Le contrôle de l’alcoolémie des salariés - qui n’est pas considéré comme un acte médical - est ainsi autorisé sous quatre conditions : il doit être prévu par le règlement intérieur (Cass. soc., 2 juillet 2014, n° 13-13757), la contestation des résultats doit être possible et définie, il doit être justifié par la nature de la tâche à accomplir, et l’état d’ébriété du salarié doit présenter un danger pour les personnes ou les biens (Cass. soc., 24 févr. 2004, n° 01-47000, Ste Charvet).

Un arrêt récent précise que le contrôle peut être effectué, pour des raisons techniques, hors de l'entreprise (Cass. soc., 31 mars 2015, n° 13-25436).

L’état d’ébriété laissant présumer une imprégnation alcoolique abusive peut également être prouvé par d’autres moyens tels que des aveux ou des témoignages vérifiables (Cass. soc., 20 décembre 1989, no 87-43501).

Dépistage de stupéfiants

Le contrôle de la consommation de drogue revêt, en revanche, le caractère d’acte médical dans la mesure où il implique le prélèvement d’un échantillon biologique (salive, urine, cheveu, sang…). Il ne peut donc être réalisé que par un médecin et les résultats obtenus sont couverts par le secret médical.

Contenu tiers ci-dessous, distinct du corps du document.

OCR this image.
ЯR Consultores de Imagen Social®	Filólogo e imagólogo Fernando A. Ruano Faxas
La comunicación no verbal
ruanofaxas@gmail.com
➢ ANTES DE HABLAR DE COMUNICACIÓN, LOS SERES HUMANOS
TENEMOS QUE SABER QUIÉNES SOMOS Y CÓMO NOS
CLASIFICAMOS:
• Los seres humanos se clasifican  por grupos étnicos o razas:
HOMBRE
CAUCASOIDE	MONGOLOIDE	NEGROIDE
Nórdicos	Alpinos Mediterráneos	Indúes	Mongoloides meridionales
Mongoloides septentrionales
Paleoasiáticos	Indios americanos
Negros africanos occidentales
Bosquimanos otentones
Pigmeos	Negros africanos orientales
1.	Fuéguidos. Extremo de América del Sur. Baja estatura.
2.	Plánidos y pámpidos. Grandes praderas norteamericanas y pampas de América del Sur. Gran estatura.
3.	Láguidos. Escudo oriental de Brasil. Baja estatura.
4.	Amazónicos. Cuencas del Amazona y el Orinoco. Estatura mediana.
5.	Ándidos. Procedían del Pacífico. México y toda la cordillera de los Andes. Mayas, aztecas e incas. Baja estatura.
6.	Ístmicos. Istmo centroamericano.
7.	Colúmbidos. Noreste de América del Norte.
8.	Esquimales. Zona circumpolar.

Il existe aujourd’hui une incertitude juridique sur la possibilité pour les employeurs de mettre en œuvre ce type de dépistage.

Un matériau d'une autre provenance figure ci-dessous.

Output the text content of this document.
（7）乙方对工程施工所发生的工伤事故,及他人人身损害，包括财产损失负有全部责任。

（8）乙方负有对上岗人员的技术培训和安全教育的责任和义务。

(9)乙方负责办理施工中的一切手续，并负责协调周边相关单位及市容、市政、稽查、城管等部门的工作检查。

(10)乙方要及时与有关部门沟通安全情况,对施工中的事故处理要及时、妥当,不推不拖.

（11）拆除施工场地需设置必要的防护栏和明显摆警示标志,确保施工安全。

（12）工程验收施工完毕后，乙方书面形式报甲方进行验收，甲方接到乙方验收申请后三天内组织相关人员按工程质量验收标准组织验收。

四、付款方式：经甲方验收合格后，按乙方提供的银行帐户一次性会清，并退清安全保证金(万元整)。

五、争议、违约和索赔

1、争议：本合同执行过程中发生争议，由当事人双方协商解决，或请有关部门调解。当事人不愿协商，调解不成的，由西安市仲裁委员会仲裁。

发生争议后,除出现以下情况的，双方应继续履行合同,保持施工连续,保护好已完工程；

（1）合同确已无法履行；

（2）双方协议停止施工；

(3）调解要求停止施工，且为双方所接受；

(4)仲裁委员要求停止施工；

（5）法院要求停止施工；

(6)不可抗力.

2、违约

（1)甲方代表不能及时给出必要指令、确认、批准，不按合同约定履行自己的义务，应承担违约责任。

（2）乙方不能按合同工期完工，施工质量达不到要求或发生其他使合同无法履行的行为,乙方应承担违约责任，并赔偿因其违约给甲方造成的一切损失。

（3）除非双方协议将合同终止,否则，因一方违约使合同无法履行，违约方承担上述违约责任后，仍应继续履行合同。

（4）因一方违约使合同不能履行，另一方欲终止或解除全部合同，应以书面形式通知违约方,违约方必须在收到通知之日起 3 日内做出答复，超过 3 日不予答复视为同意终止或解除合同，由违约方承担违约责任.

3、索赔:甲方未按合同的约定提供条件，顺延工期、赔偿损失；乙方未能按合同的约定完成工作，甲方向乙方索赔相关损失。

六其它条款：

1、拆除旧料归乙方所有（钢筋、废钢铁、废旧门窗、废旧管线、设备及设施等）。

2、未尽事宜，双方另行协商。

On sait seulement que le projet d'introduction, dans le règlement intérieur, de dispositions pour le dépistage de produits stupéfiants au moyen de tests salivaires pratiqués par des agents d'encadrement avec une possibilité de "contre-expertise" selon le même procédé, constitue un projet important modifiant les conditions de santé et de sécurité ou les conditions de travail au sens de l'article L. 4612-8 du code du travail qui justifie le recours par le CHSCT à un expert agréé (Cour de cassation, chambre sociale, 8 février 2012, n° 11-10382, RATP).

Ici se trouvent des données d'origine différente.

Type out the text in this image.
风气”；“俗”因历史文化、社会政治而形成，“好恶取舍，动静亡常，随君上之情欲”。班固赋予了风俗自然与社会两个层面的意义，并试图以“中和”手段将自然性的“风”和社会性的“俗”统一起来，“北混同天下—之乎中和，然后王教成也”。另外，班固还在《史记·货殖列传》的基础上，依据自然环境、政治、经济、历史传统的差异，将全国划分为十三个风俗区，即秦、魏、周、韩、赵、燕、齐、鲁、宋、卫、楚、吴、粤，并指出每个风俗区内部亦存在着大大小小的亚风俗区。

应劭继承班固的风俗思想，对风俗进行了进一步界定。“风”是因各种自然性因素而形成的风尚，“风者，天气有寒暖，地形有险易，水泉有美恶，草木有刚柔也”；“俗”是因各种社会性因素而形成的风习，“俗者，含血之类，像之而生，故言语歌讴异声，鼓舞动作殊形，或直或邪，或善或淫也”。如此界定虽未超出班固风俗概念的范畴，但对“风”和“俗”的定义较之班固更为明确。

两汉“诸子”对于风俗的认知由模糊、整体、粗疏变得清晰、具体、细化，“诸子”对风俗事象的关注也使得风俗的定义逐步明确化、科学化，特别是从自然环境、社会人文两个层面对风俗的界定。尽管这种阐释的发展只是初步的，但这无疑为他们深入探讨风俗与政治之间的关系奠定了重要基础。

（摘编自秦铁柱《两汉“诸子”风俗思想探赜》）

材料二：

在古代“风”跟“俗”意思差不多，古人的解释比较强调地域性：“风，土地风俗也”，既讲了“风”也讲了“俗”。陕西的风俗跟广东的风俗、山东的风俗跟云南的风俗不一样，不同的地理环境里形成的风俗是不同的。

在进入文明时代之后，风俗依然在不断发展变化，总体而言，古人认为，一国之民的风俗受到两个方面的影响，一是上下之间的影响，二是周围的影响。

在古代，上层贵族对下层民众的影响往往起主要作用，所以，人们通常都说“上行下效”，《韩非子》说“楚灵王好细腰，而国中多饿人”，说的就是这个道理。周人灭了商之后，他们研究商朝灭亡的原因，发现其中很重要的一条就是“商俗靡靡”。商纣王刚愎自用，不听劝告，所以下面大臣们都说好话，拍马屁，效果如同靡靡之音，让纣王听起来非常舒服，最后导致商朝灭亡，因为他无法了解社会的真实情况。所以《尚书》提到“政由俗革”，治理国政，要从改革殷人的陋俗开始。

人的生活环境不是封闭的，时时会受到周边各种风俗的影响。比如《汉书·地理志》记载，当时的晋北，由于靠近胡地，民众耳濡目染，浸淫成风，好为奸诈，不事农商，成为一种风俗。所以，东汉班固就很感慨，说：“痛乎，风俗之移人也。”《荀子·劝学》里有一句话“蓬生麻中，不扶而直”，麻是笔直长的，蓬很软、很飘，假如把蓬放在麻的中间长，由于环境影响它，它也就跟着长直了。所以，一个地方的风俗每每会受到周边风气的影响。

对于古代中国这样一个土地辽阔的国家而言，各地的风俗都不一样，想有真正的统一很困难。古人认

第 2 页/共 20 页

La Cour Administrative d'Appel de Marseille estime, dans un arrêt rendu le 21 août 2015, que la clause d’un règlement intérieur autorisant un supérieur hiérarchique à pratiquer des tests salivaires de dépistage de l’usage de stupéfiants, assortie d'une possible sanction, porte une atteinte disproportionnée aux droits et libertés des salariés. Elle admet que les tests salivaires de dépistage de l’usage de drogues illicites ne constituent pas un examen de biologie médicale au sens des articles L 6211-1 et suivants du Code de la santé publique, elle considère néanmoins qu’ils constituent, à la différence des contrôles d’alcoolémie par éthylotest, en un prélèvement d’échantillons biologiques contenant des données biologiques et cliniques soumises au secret médical. Il s'ensuit qu'ils ne peuvent être pratiqués, et leurs résultats interprétés, par un supérieur hiérarchique.

 A défaut d’autre jurisprudence il n’est possible de se référer qu’au seul avis du Comité consultatif national d’éthique n° 114 rendu le 5 mai 2011 (précité), lequel estime que ce dépistage apparaît « justifié » pour des « postes ou fonctions de sûreté et de sécurité ».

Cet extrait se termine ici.